The Huijan Group, a large-scale Chinese shoe manufacturer, had seen a win-win formula in the making. Like most African countries, Ethiopia boasts young, abundant, and eager labor at low wages. Besides, Ethiopia’s established cattle industry provided consistent raw material, which, with Huijan’s capital and expertise, promised a winning formula.
The success of the partnership is due in large part to the government’s focused efforts. In addition to attracting Chinese investors, the government offered four-year tax breaks, cheap land for factory development, and low-price electricity to investors who set up in the industrial zone.
Contrary to popular perceptions of Chinese attitudes toward Africa, Huijan’s Vice President and General Manager for overseas investment, Helen Hai explains, “One thing in my strategy is very clear: I don’t want to compete with locals,” she says. “The sheepskin and goatskin processing by Ethiopian artisans is good, but local people don’t know how to manage cowskin. I want to offer my skills to help the locals. I don’t want to have my own tannery because I don’t want to create problems,” she says. “I want to help them grow because when local producers grow, the whole market is growing. If it is just myself growing here in five years’ time, I will leave.”

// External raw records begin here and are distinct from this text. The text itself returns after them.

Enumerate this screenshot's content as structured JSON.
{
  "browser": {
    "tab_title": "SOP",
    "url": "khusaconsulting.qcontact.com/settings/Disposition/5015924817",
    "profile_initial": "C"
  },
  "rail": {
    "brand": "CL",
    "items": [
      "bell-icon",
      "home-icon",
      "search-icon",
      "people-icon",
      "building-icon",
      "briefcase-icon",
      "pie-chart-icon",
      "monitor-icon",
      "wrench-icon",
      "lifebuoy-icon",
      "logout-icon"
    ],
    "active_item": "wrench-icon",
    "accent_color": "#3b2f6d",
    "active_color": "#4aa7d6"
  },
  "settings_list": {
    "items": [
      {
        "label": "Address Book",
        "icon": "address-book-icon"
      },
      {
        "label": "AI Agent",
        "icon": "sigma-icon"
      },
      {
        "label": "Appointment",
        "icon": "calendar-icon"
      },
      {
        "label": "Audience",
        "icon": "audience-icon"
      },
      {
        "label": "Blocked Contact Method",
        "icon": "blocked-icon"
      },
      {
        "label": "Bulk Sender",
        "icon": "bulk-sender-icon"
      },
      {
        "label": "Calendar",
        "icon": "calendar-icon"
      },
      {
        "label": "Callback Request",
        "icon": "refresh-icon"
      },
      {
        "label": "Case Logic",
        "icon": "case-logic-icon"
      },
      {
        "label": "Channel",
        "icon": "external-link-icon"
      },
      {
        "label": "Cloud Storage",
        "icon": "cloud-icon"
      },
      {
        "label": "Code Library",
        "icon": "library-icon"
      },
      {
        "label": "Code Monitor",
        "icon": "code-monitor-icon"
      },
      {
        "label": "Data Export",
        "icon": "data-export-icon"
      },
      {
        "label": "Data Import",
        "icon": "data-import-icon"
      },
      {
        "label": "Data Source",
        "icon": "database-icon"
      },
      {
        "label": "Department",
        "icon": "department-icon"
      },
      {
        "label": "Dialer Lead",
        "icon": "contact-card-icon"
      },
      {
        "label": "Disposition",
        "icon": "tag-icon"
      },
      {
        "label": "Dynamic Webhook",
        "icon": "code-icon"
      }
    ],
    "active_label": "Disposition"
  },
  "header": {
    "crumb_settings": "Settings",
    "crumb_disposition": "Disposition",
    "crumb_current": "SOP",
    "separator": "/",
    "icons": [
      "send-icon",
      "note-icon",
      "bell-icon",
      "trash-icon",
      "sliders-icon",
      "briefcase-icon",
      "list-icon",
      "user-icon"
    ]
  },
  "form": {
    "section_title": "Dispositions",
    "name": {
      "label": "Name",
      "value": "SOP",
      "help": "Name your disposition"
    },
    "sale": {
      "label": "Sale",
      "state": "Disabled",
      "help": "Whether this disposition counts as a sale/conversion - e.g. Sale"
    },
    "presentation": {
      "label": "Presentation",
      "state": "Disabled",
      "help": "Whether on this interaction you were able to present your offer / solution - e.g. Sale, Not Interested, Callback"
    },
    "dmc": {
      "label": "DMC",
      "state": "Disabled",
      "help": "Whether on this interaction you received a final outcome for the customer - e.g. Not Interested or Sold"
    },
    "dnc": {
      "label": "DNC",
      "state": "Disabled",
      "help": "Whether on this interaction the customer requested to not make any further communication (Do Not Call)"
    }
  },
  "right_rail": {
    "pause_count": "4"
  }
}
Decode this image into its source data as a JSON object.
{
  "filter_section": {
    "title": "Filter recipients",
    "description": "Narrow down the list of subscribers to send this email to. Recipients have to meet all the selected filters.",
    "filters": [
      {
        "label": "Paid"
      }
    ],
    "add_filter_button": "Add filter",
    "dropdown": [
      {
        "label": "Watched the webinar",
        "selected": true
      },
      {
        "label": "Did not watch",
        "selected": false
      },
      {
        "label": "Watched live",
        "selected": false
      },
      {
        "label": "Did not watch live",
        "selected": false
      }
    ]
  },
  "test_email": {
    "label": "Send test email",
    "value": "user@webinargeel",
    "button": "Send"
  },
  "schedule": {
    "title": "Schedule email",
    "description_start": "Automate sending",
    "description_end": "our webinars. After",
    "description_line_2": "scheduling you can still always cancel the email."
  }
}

Zemedeneh Negatu, managing partner at Ernst & Young Ethiopia, applauds Hai’s efforts to transfer skills and build a complete supply chain for the shoe industry. He says, “That should be the goal. You create clusters around one or two major foreign or Ethiopian investors, throughout the country, based on competitiveness and comparative advantages. It should be made clear to investors that they need to help build local capacity.”
Other African countries can learn from this project, above all the need for leadership at the highest levels to make projects happen. Two other key lessons are to target sectors in the economy’s comparative advantage and to integrate various elements of a transformation strategy. Taxation, power generation, and skills training had to come together to make the project work.
Investors can also learn—that producing and exporting profitably in Africa are possible and that, with government support and citizen motivation, the traditional barriers to business on the continent can be overcome.